The normal pool level of the lake is 928 ft, at which a 1540 acre reservoir is formed. During times of excessive rain and snow melt, the corps of engineers can impound more water, up to a maximum possible level of 941 ft with 2460 acre. The highest pool of record is 935.56 ft on March 22, 2008. Levels above normal can cause road closures near the lake. In November of each year the lake is lowered to winter pool of 923 feet to allow more flood capacity, and to freeze and kill the roots of aquatic weeds. Levels are returned to summer pool in the spring.

==Recreation==
Atwood Lake Park has 28 mi of shoreline and is a popular event for local festivals and events. There are three public boat launch ramps, and Atwood Lake Marina has locations on the eastern and western shores where boats can be rented. The lake has beaches with access for swimming, rental cabins, hiking trails, concessions, and a campground. A private yacht club, Atwood Yacht Club, is on the south shore of the lake.
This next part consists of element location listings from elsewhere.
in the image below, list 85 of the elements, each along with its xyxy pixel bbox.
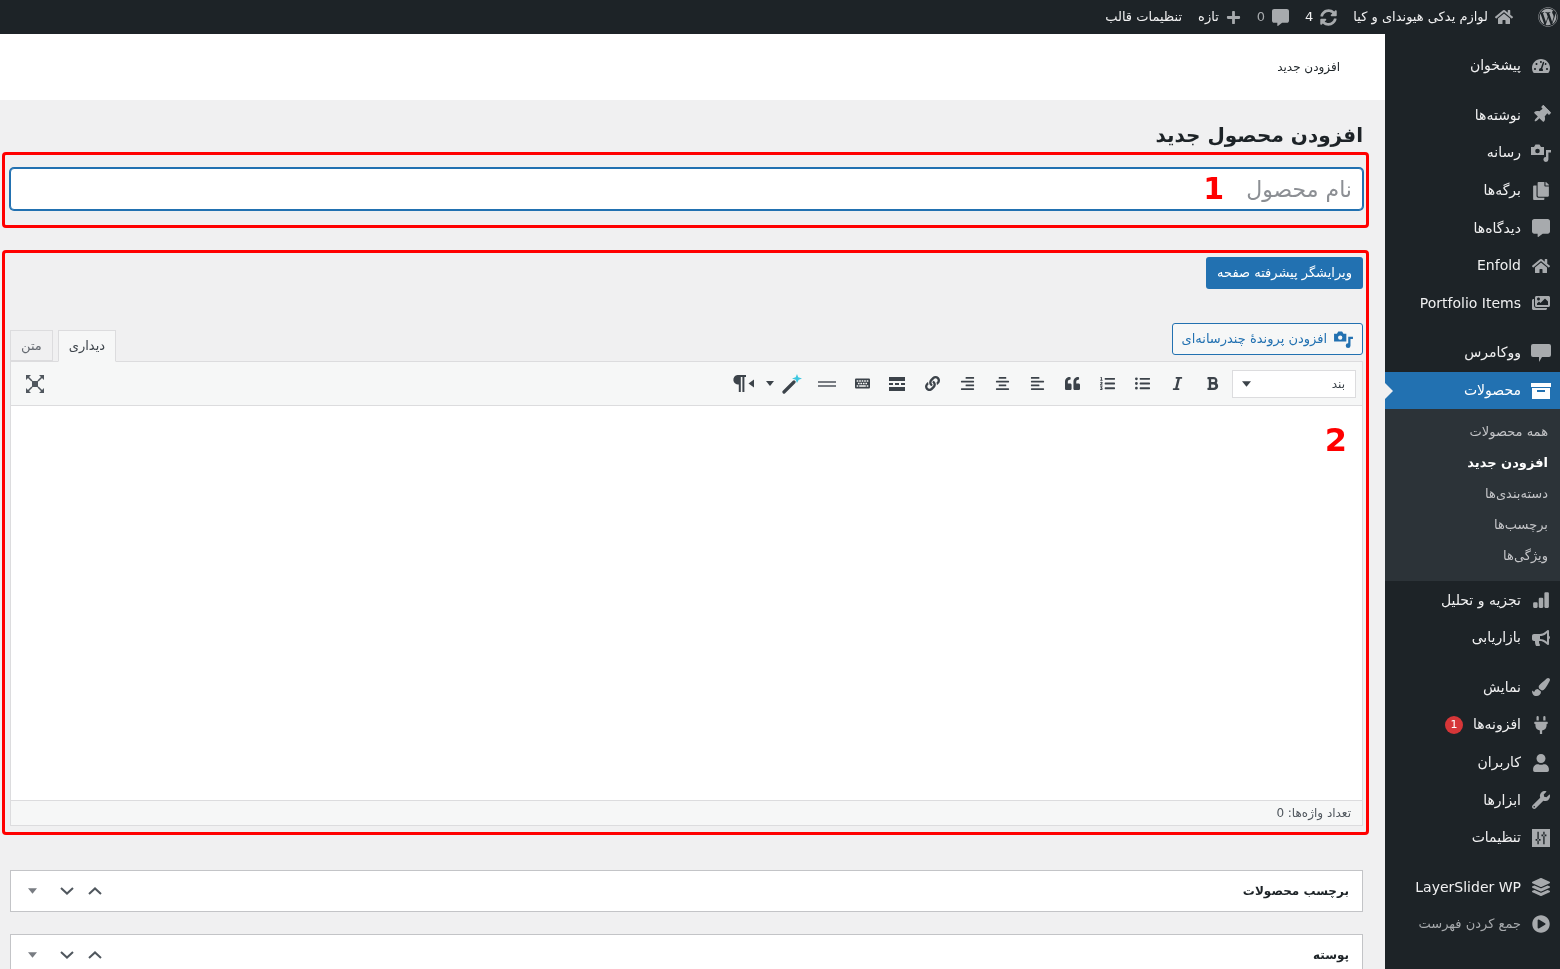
submenu-item[interactable]: برچسب‌ها bbox=[1385, 509, 1560, 541]
caret-down-icon bbox=[1242, 380, 1251, 387]
annotation-number: 1 bbox=[1203, 174, 1224, 204]
paragraph-direction-icon bbox=[732, 375, 754, 392]
sidebar-item[interactable]: نمایش bbox=[1385, 668, 1560, 707]
bold-icon bbox=[1204, 376, 1220, 391]
paintbrush-icon bbox=[1532, 678, 1550, 697]
wrench-icon bbox=[1532, 791, 1550, 810]
move-down-icon[interactable] bbox=[60, 887, 74, 895]
page-heading: افزودن محصول جدید bbox=[1154, 122, 1363, 148]
page-builder-button[interactable]: ویرایشگر پیشرفته صفحه bbox=[1206, 257, 1363, 289]
comments-link[interactable]: 0 bbox=[1248, 0, 1298, 34]
sidebar-item[interactable]: تجزیه و تحلیل bbox=[1385, 581, 1560, 619]
user-icon bbox=[1532, 753, 1550, 772]
move-down-icon[interactable] bbox=[60, 951, 74, 959]
quote-icon bbox=[1064, 376, 1080, 391]
sidebar-item[interactable]: ووکامرس bbox=[1385, 334, 1560, 372]
editor-content-area[interactable]: 2 bbox=[11, 406, 1362, 800]
images-icon bbox=[1532, 294, 1550, 313]
toggle-caret-icon[interactable] bbox=[28, 888, 37, 894]
word-count: تعداد واژه‌ها: 0 bbox=[1276, 805, 1351, 822]
align-center-icon bbox=[994, 376, 1010, 391]
submenu-item[interactable]: همه محصولات bbox=[1385, 416, 1560, 448]
pages-icon bbox=[1532, 181, 1550, 200]
editor-tab[interactable]: متن bbox=[10, 330, 53, 361]
submenu-item[interactable]: ویژگی‌ها bbox=[1385, 540, 1560, 572]
magic-wand-icon bbox=[782, 373, 802, 394]
theme-settings-link[interactable]: تنظیمات قالب bbox=[1097, 0, 1191, 34]
sidebar-item[interactable]: بازاریابی bbox=[1385, 618, 1560, 657]
collapse-menu-button[interactable]: جمع کردن فهرست bbox=[1385, 906, 1560, 943]
format-select[interactable]: بند bbox=[1232, 369, 1356, 398]
submenu-item[interactable]: دسته‌بندی‌ها bbox=[1385, 478, 1560, 510]
site-name-link[interactable]: لوازم یدکی هیوندای و کیا bbox=[1345, 0, 1521, 34]
sidebar-item[interactable]: نوشته‌ها bbox=[1385, 96, 1560, 135]
sidebar-item[interactable]: Portfolio Items bbox=[1385, 284, 1560, 323]
plus-icon bbox=[1225, 9, 1241, 25]
bullet-list-icon bbox=[1134, 376, 1150, 391]
fullscreen-icon bbox=[26, 374, 44, 393]
align-left-icon bbox=[1029, 376, 1045, 391]
numbered-list-icon bbox=[1099, 376, 1115, 391]
read-more-icon bbox=[889, 376, 905, 391]
updates-link[interactable]: 4 bbox=[1297, 0, 1346, 34]
editor-tab[interactable]: دیداری bbox=[57, 330, 117, 362]
sidebar-item[interactable]: پیشخوان bbox=[1385, 47, 1560, 85]
new-content-link[interactable]: تازه bbox=[1190, 0, 1249, 34]
logo-icon[interactable] bbox=[1538, 7, 1558, 27]
home-icon bbox=[1495, 8, 1513, 26]
sync-icon bbox=[1320, 8, 1338, 26]
postbox-title: پوسته bbox=[1313, 947, 1349, 964]
home-icon bbox=[1532, 256, 1550, 275]
speech-bubble-icon bbox=[1272, 8, 1290, 26]
sidebar-item[interactable]: LayerSlider WP bbox=[1385, 868, 1560, 907]
horizontal-line-icon bbox=[818, 380, 836, 387]
add-media-button[interactable]: افزودن پروندهٔ چندرسانه‌ای bbox=[1171, 323, 1363, 355]
layers-icon bbox=[1532, 878, 1550, 897]
camera-note-icon bbox=[1334, 330, 1353, 348]
count-badge: 1 bbox=[1444, 715, 1463, 734]
bar-chart-icon bbox=[1532, 591, 1550, 610]
speech-bubble-icon bbox=[1532, 219, 1550, 238]
annotation-number: 2 bbox=[1324, 424, 1347, 456]
align-right-icon bbox=[959, 376, 975, 391]
postbox-title: برچسب محصولات bbox=[1242, 883, 1349, 900]
move-up-icon[interactable] bbox=[88, 887, 102, 895]
sidebar-item[interactable]: ابزارها bbox=[1385, 781, 1560, 819]
camera-note-icon bbox=[1531, 144, 1551, 162]
plug-icon bbox=[1532, 715, 1550, 734]
sidebar-item[interactable]: کاربران bbox=[1385, 743, 1560, 782]
bubble-logo-icon bbox=[1531, 343, 1551, 362]
toggle-caret-icon[interactable] bbox=[28, 952, 37, 958]
sidebar-item[interactable]: تنظیمات bbox=[1385, 818, 1560, 857]
submenu-item[interactable]: افزودن جدید bbox=[1385, 447, 1560, 479]
sidebar-item[interactable]: محصولات bbox=[1385, 371, 1560, 410]
sidebar-item[interactable]: برگه‌ها bbox=[1385, 171, 1560, 210]
archive-box-icon bbox=[1531, 382, 1551, 399]
sliders-icon bbox=[1532, 828, 1550, 847]
caret-down-icon bbox=[766, 381, 774, 386]
sidebar-item[interactable]: Enfold bbox=[1385, 246, 1560, 285]
megaphone-icon bbox=[1532, 628, 1550, 647]
keyboard-icon bbox=[854, 376, 870, 391]
sidebar-item[interactable]: دیدگاه‌ها bbox=[1385, 209, 1560, 247]
gauge-icon bbox=[1532, 56, 1550, 75]
link-icon bbox=[924, 376, 940, 391]
sidebar-item[interactable]: رسانه bbox=[1385, 134, 1560, 172]
move-up-icon[interactable] bbox=[88, 951, 102, 959]
screen-header-title: افزودن جدید bbox=[1277, 59, 1340, 76]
Atwood Lake has bluegill, bullheads, channel catfish, crappie, largemouth bass, northern pike, saugeye, and yellow perch.

===Atwood Lake Resort and Conference Center===
The Atwood Lake Resort and Conference Center, with nine-hole par-3 and 18-hole championship golf courses, was built in 1965. The MWCD transferred ownership of the property to Carroll County on February 10, 2012. The resort closed in March 2016 due to financial problems.

The course featured an annual "Atwood Cup," a weeklong tournament that awarded a striped jacket to its champion.

The facility was sold to Carroll County businessman Billy Burns in January 2017. Burns announced plans to develop a drug and alcohol treatment center named The Bluffs in the former resort, which opened in September 2017.